My parents had a lot of friends. I remember our small apartment being engulfed almost every weekend, run amok with my parents’ friends from Colombia. Being an immigrant is sharp edged chaos, harsh sounds in a language you don’t speak, elbows that jab you when you stand still in front of the subway, trying to read the map. So they guarded their friendships fiercely--the only other people who knew the exact smell of the frying fish that wafted through the seaspray, and the sounds of dancing feet softly pounding the packed sand during all night parties. These people were such a fact of my life growing up that I didn’t even know I had grown up without an extended family, since my parents were the only ones who had made the journey out of both of their families. They streamed in and out of our place, and when they weren’t there, we were in their tiny apartments, virtual replicas of ours, complete with the plastic covered sofas (yes we had one of those). The women banging pots and pans in the kitchen, shouting plot points about their favorite soaps over the noise; raucous laughter from the men in the living room, usually playing dominos; the kids swarming everywhere in between, tumbled together pulling on the host kid’s toys. Together, these people shared bits and pieces of knowledge gleaned from their occasional interactions with outsiders, hard-won, usually at the cost of some pride (and these people had pride like peacocks)...a useful English phrase heard and understood at the supermarket, a new factory that was lax about checking on “papers” (work permits). Every outing was a group outing, almost every weekend meal...creating a charmed circle of home and familiarity before the strain of the workaday world. In hindsight, perhaps the constant partying was wearisome on occasion; I remember tempers would occasional strain and snap, culminating in a lot of slammed doors and chasing after the injured party. But the noise and the drama was a small price to pay for the pleasure of knowing exactly where they belonged, for being ensconced in the warmth of their tribe.
I contrast that to my own life at the moment. Like my parents (and The Executive Geek’s as well), we left the cozy environs of home--the East Coast--and started hopscotching across the country, living in Austin, Chicago, and now California. When TEG and I got engaged, I told him I saw us “holding hands through life, living in all sorts of parts unknown.” I had no idea he would take me so literally.
It’s strange to think about how desperately I wanted such different things--to move, to travel, to leave the place where I grew up, and to be a part of a community where I could finally feel inspired and excited and pushed to create. But so far, we have both failed to find our tribe, living increasingly solitary lives. Now that I am a stay at home mother, I can go whole days without talking to another adult (and I include TEG, on days he travels). I wish I could fall back on a community of people, a web of conversations and references to an earlier me. But, no...that’s not exactly what I want.

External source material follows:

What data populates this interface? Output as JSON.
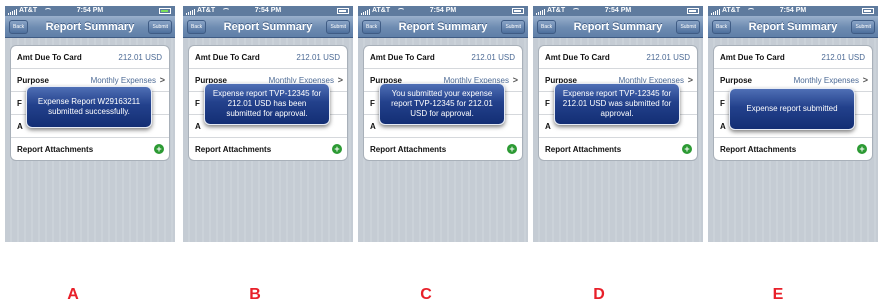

Unlike my parents and my inlaws, I don’t want to recreate the rhythms and voices of home...if I had wanted that, I would never left the East Coast. I'm not looking for people who share my ethnicity or my home language; instead, I want to find my true clan...people I can read with, and write with, and dream with. So I look online, and I peer into people’s faces at Starbucks (I live in a very suburban suburb, so Starbucks is it for coffee) and wonder if today will be the day I meet an emissary from the group I wish so badly to join. Hopefully I’ll do this soon, so that Madam can carry her own stories of a matrix of adults and children and art and laughter and parties and music and movement into her future, and not grow up alone.